October 14, 2000
Confidence
Tired. Oh god. So amazingly tired. Look at the picture. It takes energy to look that good! Little story. Think back, to the story of the eeeevil leopard print dress. Well, after writing Wednesday's entry, Jo called me at work and told me about a dance Friday night that she and Eric and a few other people were going to. I was invited to come along. It was being billed as a formal thing, but really only as formal as you wanted to be. Instantly I thought, "Hooray! I can wear my dress!"
So I did. Obviously. (There are a few other pictures up.)

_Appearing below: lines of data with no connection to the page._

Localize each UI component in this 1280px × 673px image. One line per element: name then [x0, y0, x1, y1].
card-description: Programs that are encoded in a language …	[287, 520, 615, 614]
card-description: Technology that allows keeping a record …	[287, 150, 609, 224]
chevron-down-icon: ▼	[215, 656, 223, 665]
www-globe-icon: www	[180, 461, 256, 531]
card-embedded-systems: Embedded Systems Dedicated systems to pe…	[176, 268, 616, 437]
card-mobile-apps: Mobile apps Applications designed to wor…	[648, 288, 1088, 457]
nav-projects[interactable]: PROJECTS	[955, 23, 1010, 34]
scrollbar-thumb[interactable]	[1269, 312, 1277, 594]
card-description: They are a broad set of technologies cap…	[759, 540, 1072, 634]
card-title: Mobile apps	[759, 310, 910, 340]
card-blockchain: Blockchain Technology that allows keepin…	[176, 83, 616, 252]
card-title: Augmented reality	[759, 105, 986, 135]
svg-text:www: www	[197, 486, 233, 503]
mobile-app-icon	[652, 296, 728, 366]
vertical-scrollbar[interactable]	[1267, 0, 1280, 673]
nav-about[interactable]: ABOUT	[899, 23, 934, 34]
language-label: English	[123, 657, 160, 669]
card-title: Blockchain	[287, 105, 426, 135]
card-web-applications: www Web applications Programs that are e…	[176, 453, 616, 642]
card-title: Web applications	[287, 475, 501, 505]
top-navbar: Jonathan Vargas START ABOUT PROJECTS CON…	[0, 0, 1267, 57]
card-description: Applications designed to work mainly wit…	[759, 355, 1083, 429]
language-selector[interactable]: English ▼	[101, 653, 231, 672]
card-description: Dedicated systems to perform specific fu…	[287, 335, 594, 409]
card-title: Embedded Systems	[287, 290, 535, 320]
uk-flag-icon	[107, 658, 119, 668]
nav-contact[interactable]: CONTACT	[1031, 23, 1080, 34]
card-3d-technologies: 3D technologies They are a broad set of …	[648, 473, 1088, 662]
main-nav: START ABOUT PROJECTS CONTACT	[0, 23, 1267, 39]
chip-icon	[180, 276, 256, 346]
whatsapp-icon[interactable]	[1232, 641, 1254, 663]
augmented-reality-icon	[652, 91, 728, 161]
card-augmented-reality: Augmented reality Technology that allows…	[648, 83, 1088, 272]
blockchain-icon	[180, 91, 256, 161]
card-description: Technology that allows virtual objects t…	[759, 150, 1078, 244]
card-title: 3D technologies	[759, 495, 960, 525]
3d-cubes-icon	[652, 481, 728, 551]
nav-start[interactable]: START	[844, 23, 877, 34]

I can't tell you the last time I dressed up and went dancing. Years. It's easily been years. I felt wonderful. I was so worried that I'd feel naked or stared at or laughed at for wearing something that I felt was so revealing. Instead I got nothing but compliments. There may have been one or two disdainful looks, but I was able to ignore them. By and large, it was a terrific experience, not to mention a lot of fun. Not only did I get compliments, but I got flirted with. I even ended up with a few phone numbers.
I'm a little awed. Was that all the result of purely a change in body confidence? Was it just the crowd I was with? When I went dancing before, years ago, that never happened. Ever. I got politely ignored, confidence or no.
I'm not sure I describe exactly how it felt. I noticed a definite change in the energy that ran through me. I think it even shows in the pictures, beyond the difference of makeup and clothing alone. My laugh was more frequent. It was lower, richer, louder, a sound that came from somewhere in the depths of my stomach and just rolled out of my throat. My voice was the same way (except when I got flustered by some of the flirting). Powerful. I felt very powerful. It's close to the feeling I used to get at SCA events. It's a very sexual feeling, but that's not all there is to it.
I think it was just honest-to-god, bone-deep confidence in my appearance. It's a feeling that comes so seldom to me, I don't know how to name it or understand it when it does come along. I like it. I want it back. I want that feeling to be like a best friend, something I understand and revel in the presence of, but something I'm so comfortable with that I know it will always be there.